Speaking at the sixth CSIT World Cyber Security Technology Research Summit in Belfast Michael Brown, VP & General Manager of RSA Public Sector, said that as cybercrime becomes more prevalent and hackers become more advanced, the industry is now faced with the reality that taller walls will not solve our security problems.

Instead, Brown put forward three key priorities that should be tackled to deal with the changing scale of today’s modern security threats and address customer needs.

Firstly, Brown explained that organizations have to operationalize cybersecurity. He said “We must fix the disconnect between cyber-policies and operational execution” on a day-to-day basis.
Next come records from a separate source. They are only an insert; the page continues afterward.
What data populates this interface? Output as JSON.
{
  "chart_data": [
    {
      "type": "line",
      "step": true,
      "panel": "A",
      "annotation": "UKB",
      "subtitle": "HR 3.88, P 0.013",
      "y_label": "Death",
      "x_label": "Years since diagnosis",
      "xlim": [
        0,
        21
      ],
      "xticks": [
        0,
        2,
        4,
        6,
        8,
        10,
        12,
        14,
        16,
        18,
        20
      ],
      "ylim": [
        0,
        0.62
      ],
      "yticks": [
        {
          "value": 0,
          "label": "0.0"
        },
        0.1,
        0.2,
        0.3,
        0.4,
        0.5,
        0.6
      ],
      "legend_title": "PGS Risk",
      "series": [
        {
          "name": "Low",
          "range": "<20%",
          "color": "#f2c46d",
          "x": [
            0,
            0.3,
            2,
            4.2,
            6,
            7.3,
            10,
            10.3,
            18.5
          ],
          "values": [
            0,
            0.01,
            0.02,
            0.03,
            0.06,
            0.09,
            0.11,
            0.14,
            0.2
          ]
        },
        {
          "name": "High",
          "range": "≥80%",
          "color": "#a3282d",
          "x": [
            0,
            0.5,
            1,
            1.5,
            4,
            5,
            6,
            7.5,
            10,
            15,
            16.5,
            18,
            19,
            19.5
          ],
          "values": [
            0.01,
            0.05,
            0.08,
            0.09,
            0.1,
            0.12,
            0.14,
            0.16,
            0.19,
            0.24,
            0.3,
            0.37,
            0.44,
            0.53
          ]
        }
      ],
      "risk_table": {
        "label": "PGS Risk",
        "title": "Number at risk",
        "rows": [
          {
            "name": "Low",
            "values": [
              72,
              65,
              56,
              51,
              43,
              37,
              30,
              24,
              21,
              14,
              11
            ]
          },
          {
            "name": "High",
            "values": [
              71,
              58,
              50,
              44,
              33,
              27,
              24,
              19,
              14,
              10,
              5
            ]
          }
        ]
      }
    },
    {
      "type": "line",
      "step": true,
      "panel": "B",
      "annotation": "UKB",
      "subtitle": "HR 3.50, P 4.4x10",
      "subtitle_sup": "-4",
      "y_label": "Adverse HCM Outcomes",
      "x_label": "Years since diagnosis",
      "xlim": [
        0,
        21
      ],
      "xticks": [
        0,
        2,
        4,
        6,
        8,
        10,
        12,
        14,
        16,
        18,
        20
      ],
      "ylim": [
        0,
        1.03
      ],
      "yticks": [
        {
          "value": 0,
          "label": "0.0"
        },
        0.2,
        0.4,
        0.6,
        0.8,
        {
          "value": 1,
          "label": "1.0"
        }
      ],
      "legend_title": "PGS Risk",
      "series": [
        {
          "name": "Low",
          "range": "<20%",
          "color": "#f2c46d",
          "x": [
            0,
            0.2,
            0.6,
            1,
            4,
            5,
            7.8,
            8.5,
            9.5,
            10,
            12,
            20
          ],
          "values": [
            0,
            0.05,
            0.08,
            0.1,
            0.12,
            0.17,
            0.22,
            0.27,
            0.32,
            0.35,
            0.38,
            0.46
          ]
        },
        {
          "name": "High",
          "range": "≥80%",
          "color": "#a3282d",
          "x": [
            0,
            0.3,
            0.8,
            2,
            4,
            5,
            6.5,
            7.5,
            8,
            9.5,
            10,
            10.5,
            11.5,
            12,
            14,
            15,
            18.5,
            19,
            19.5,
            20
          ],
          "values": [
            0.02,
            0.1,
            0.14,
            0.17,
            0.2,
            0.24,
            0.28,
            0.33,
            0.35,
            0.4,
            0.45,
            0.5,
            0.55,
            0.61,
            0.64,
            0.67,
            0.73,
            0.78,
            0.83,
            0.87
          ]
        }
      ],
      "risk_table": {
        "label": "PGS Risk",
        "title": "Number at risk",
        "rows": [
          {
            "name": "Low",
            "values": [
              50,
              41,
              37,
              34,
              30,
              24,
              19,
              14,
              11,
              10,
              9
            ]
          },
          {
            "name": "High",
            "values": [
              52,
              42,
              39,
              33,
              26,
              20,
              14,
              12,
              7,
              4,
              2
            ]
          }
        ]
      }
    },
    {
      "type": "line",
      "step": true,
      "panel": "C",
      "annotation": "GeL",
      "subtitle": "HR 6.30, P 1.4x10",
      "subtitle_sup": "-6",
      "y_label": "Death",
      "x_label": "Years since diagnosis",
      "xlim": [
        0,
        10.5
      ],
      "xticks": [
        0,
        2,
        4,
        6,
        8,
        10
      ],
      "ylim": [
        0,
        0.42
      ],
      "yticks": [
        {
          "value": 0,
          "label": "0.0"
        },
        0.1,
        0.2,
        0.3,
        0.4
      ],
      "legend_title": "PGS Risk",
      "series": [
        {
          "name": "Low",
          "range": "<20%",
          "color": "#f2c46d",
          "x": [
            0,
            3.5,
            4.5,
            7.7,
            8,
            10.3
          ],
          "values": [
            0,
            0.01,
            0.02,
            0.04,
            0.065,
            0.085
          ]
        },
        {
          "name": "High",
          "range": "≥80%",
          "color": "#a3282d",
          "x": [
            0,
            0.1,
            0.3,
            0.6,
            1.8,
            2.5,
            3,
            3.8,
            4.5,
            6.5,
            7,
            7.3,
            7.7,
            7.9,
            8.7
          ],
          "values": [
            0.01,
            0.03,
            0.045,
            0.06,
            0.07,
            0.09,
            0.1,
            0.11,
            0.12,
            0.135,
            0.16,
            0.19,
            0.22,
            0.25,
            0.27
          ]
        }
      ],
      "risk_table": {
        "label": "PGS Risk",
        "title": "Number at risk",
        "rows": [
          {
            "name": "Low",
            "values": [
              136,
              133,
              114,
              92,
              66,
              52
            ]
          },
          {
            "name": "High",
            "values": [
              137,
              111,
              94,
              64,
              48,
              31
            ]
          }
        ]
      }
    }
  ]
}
Brown explained the biggest weaknesses companies in both the private and public sectors experience is the “lack of their ability to measure, assess and mitigate cybersecurity risk,” which makes it almost impossible to prioritize security activity and investment.

Secondly, there is an imperative need for visibility, and companies must adopt a deep skill of truth which implements “visibility everywhere at scale” from the endpoints to the cloud.

“We need true visibility into our enterprise environments,” Brown continued. “You simply can’t do security today without the visibility of both continuous, full-packet capture and endpoint compromise assessment.”

He said that technology alone doesn’t solve this visibility issue, arguing companies have to face a “mindset problem”.

“Some organizations don’t even want to know what is going on in their networks,” he added.

“If we do not know what is going on with our network, sooner than we think the day will come when we will not be able to effectively rely on the integrity of our data.”

Lastly, security professionals have to recognize and address an expanding attack surface and the risks to the Internet of Things.

“Today the attack surface has expanded tremendously,” he said. “It includes data within a cloud provider’s environment – everything from phones, to tablets, to watches and ID badges, the list goes on.”

Brown alluded to the fact that IT enabled drones and vehicles are just on the horizon, suggesting even the “CEO’s wine cooler” is now a threat vector. 

“We have to recognize that innovations in robotics and artificial intelligence far outpace our ability to secure those environments.”

To conclude, Brown warned companies against assuming that financial gains are the only, or even the biggest, driver of cybercrime. Instead, they should focus on assessing how they can best implement the above mentioned priorities to build stronger security infrastructures.